Let’s put the technicalities aside and take a step back. Dr. Takamine himself would probably be thrilled if anyone uses some fungi to make whisk(e)y, regardless of how it’s propagated and irrespective of the grain. The economic realities and clients of his day just pushed him towards wheat bran.

And what if it’s better that Shinozaki didn’t recreate the Takamine Process precisely as described in that later US patent? American whiskey from the Whiskey Trust was more a commodity than a luxury in Takamine’s time. Takamine was himself a scientist. He dealt in numbers like diastatic power, yields, proof, and LPA, trying to extract as much alcohol as efficiently as possible from a given volume of cereal mash. He says nothing about aroma and flavors in his writings. Instead, an Iowa State College paper from 1939 describes the results of Hiram Walker’s experiments with the Takamine Process in Canada, in 1913:

However, a slight off-flavor or odor was produced in the alcohol, and since the flavor is of paramount importance in beverage alcohol, Takamine’s preparation has not found favor in the alcohol industry.

Saccharification of Starchy Grain Mashes for the Alcoholic Fermentation Industry, L. A. UNDERKOFLER, ELLIS I. FULMER, AND LORIN SCHOENE

I have no clue what a “slight off-flavor or odor” might have been a century ago. Is it something we’d still call an off-flavor or odor today, or were they simply not used to the aroma of a mash fermenting with koji?

In any case, global markets for grain and tastes for whisk(e)y have certainly changed in the 120+ years since Takamine was granted his patents. Let’s find out if Takamine Whiskey is a good match for me today.
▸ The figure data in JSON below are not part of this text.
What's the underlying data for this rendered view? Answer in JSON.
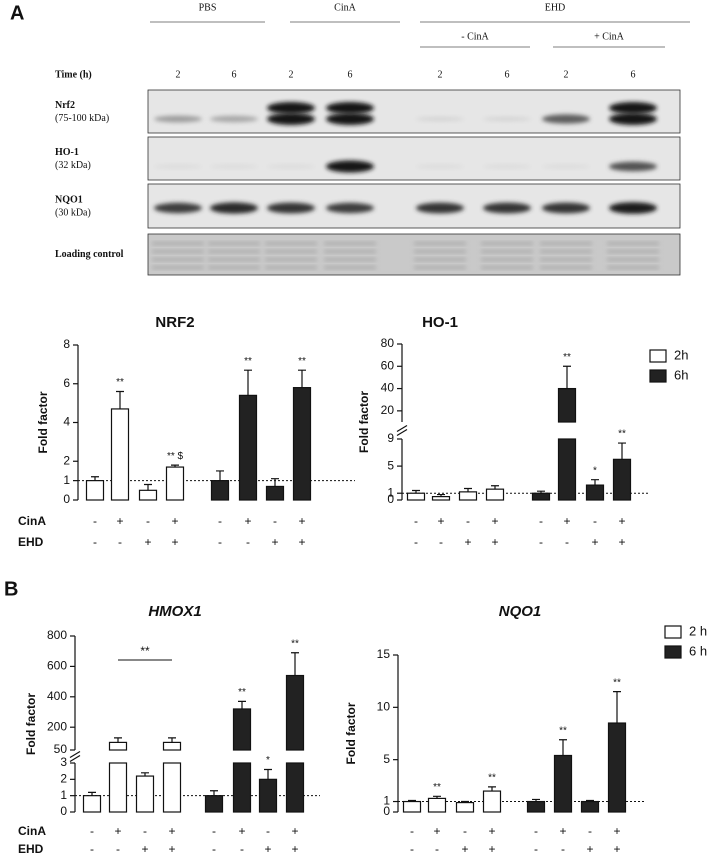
{
  "panels": [
    "A",
    "B"
  ],
  "blot": {
    "groups": [
      "PBS",
      "CinA",
      "EHD"
    ],
    "subgroups": [
      "- CinA",
      "+ CinA"
    ],
    "time_label": "Time (h)",
    "times": [
      2,
      6,
      2,
      6,
      2,
      6,
      2,
      6
    ],
    "rows": [
      {
        "name": "Nrf2",
        "size": "(75-100 kDa)"
      },
      {
        "name": "HO-1",
        "size": "(32 kDa)"
      },
      {
        "name": "NQO1",
        "size": "(30 kDa)"
      },
      {
        "name": "Loading control"
      }
    ]
  },
  "chart_data": [
    {
      "type": "bar",
      "title": "NRF2",
      "y_label": "Fold factor",
      "ylim": [
        0,
        8
      ],
      "yticks": [
        0,
        1,
        2,
        4,
        6,
        8
      ],
      "refline": 1,
      "series": [
        {
          "name": "2h",
          "color": "#ffffff",
          "values": [
            1.0,
            4.7,
            0.5,
            1.7
          ],
          "errors": [
            0.2,
            0.9,
            0.3,
            0.1
          ]
        },
        {
          "name": "6h",
          "color": "#222222",
          "values": [
            1.0,
            5.4,
            0.7,
            5.8
          ],
          "errors": [
            0.5,
            1.3,
            0.4,
            0.9
          ]
        }
      ],
      "conditions": [
        {
          "name": "CinA",
          "values": [
            "-",
            "+",
            "-",
            "+",
            "-",
            "+",
            "-",
            "+"
          ]
        },
        {
          "name": "EHD",
          "values": [
            "-",
            "-",
            "+",
            "+",
            "-",
            "-",
            "+",
            "+"
          ]
        }
      ],
      "annotations": [
        {
          "text": "**",
          "series": 0,
          "index": 1
        },
        {
          "text": "** $",
          "series": 0,
          "index": 3
        },
        {
          "text": "**",
          "series": 1,
          "index": 1
        },
        {
          "text": "**",
          "series": 1,
          "index": 3
        }
      ]
    },
    {
      "type": "bar",
      "title": "HO-1",
      "y_label": "Fold factor",
      "ysegments": [
        {
          "ylim": [
            0,
            9
          ],
          "yticks": [
            0,
            1,
            5,
            9
          ]
        },
        {
          "ylim": [
            10,
            80
          ],
          "yticks": [
            20,
            40,
            60,
            80
          ]
        }
      ],
      "refline": 1,
      "legend": true,
      "series": [
        {
          "name": "2h",
          "color": "#ffffff",
          "values": [
            1.0,
            0.5,
            1.2,
            1.6
          ],
          "errors": [
            0.4,
            0.3,
            0.5,
            0.5
          ]
        },
        {
          "name": "6h",
          "color": "#222222",
          "values": [
            1.0,
            40,
            2.2,
            6.0
          ],
          "errors": [
            0.3,
            20,
            0.8,
            2.4
          ]
        }
      ],
      "conditions": [
        {
          "values": [
            "-",
            "+",
            "-",
            "+",
            "-",
            "+",
            "-",
            "+"
          ]
        },
        {
          "values": [
            "-",
            "-",
            "+",
            "+",
            "-",
            "-",
            "+",
            "+"
          ]
        }
      ],
      "annotations": [
        {
          "text": "**",
          "series": 1,
          "index": 1
        },
        {
          "text": "*",
          "series": 1,
          "index": 2
        },
        {
          "text": "**",
          "series": 1,
          "index": 3
        }
      ]
    },
    {
      "type": "bar",
      "title": "HMOX1",
      "y_label": "Fold factor",
      "ysegments": [
        {
          "ylim": [
            0,
            3
          ],
          "yticks": [
            0,
            1,
            2,
            3
          ]
        },
        {
          "ylim": [
            50,
            800
          ],
          "yticks": [
            50,
            200,
            400,
            600,
            800
          ]
        }
      ],
      "refline": 1,
      "series": [
        {
          "name": "2 h",
          "color": "#ffffff",
          "values": [
            1.0,
            100,
            2.2,
            100
          ],
          "errors": [
            0.2,
            30,
            0.2,
            30
          ]
        },
        {
          "name": "6 h",
          "color": "#222222",
          "values": [
            1.0,
            320,
            2.0,
            540
          ],
          "errors": [
            0.3,
            50,
            0.6,
            150
          ]
        }
      ],
      "conditions": [
        {
          "name": "CinA",
          "values": [
            "-",
            "+",
            "-",
            "+",
            "-",
            "+",
            "-",
            "+"
          ]
        },
        {
          "name": "EHD",
          "values": [
            "-",
            "-",
            "+",
            "+",
            "-",
            "-",
            "+",
            "+"
          ]
        }
      ],
      "annotations": [
        {
          "text": "**",
          "series": 0,
          "from": 1,
          "to": 3
        },
        {
          "text": "**",
          "series": 1,
          "index": 1
        },
        {
          "text": "*",
          "series": 1,
          "index": 2
        },
        {
          "text": "**",
          "series": 1,
          "index": 3
        }
      ]
    },
    {
      "type": "bar",
      "title": "NQO1",
      "y_label": "Fold factor",
      "ylim": [
        0,
        15
      ],
      "yticks": [
        0,
        1,
        5,
        10,
        15
      ],
      "refline": 1,
      "legend": true,
      "series": [
        {
          "name": "2 h",
          "color": "#ffffff",
          "values": [
            1.0,
            1.3,
            0.9,
            2.0
          ],
          "errors": [
            0.1,
            0.2,
            0.1,
            0.4
          ]
        },
        {
          "name": "6 h",
          "color": "#222222",
          "values": [
            1.0,
            5.4,
            1.0,
            8.5
          ],
          "errors": [
            0.2,
            1.5,
            0.1,
            3.0
          ]
        }
      ],
      "conditions": [
        {
          "values": [
            "-",
            "+",
            "-",
            "+",
            "-",
            "+",
            "-",
            "+"
          ]
        },
        {
          "values": [
            "-",
            "-",
            "+",
            "+",
            "-",
            "-",
            "+",
            "+"
          ]
        }
      ],
      "annotations": [
        {
          "text": "**",
          "series": 0,
          "index": 1
        },
        {
          "text": "**",
          "series": 0,
          "index": 3
        },
        {
          "text": "**",
          "series": 1,
          "index": 1
        },
        {
          "text": "**",
          "series": 1,
          "index": 3
        }
      ]
    }
  ]
}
Review: Takamine Koji Whiskey

Because Takamine Whiskey doesn’t use any malt whisky, it’s not a whisky per the Japanese legal definition. Thus, it’s not a “Japanese whisky” per the JSLMA regulations. Suppose you prefer to ignore the Japanese law and industry definitions since it uses all local barley and koji for fermentation. In that case, you could quickly call it one of the most Japanese whiskies in existence.

Across the Pacific, being “distilled from a fermented mash of grain” and having “the taste, aroma and characteristics generally attributed to whisky,” US law says it’s a whiskey. Honkaku Spirits themselves call it a “Koji Whiskey.”

Nose: Sweet of caramel, fruitiness of green apple, and floral notes like marigold and honeysuckle. 
Palate: Soft and velvety, but too much so. Slight hints of vanilla, oak, and that’s about it. Don’t look for a lot of depth here.
Finish: Short with salty caramel, bitter oak, and malt if you search hard.
Score: C+
Price paid: Free; this was a sample provided by the Japan Whisky Research Centre. In the US, it retails for 99 bucks. 700ml, 40% abv.

Takamine Whiskey is, at this point, a better conversation piece than it is a whiskey. You can argue until you’re blue about how efficient koji’s multiple parallel fermentation is, but at least for whiskey, your spirit ultimately needs to hit the cask at an abv high enough to pick up a profile. Despite eight years in the cask, I’m not really finding one here. At the same time, if you just want an easy-to-drink whiskey that’s not overbearing, this might be your dram.

Since several years ago, Shinozaki has offered a liqueur called “Asakura” here in Japan. They’re not allowed to call it whisky in this country, but the specs align nicely with those of Takamine Whiskey: it starts life as double-distilled barley shochu, spends eight years in American oak casks, then gets too brown to be called shochu. They even mention Dr. Takamine on the product page. That one is 3,300 yen! It would be great to put Asakura head-to-head with Takamine Whiskey to see if there’s a big difference.

In any case, the whiskey made by Dr. Takamine using his namesake process in the 19th century was probably much different. I’m sure he’d still be happy to see fungi like koji getting representation in the US whiskey market again!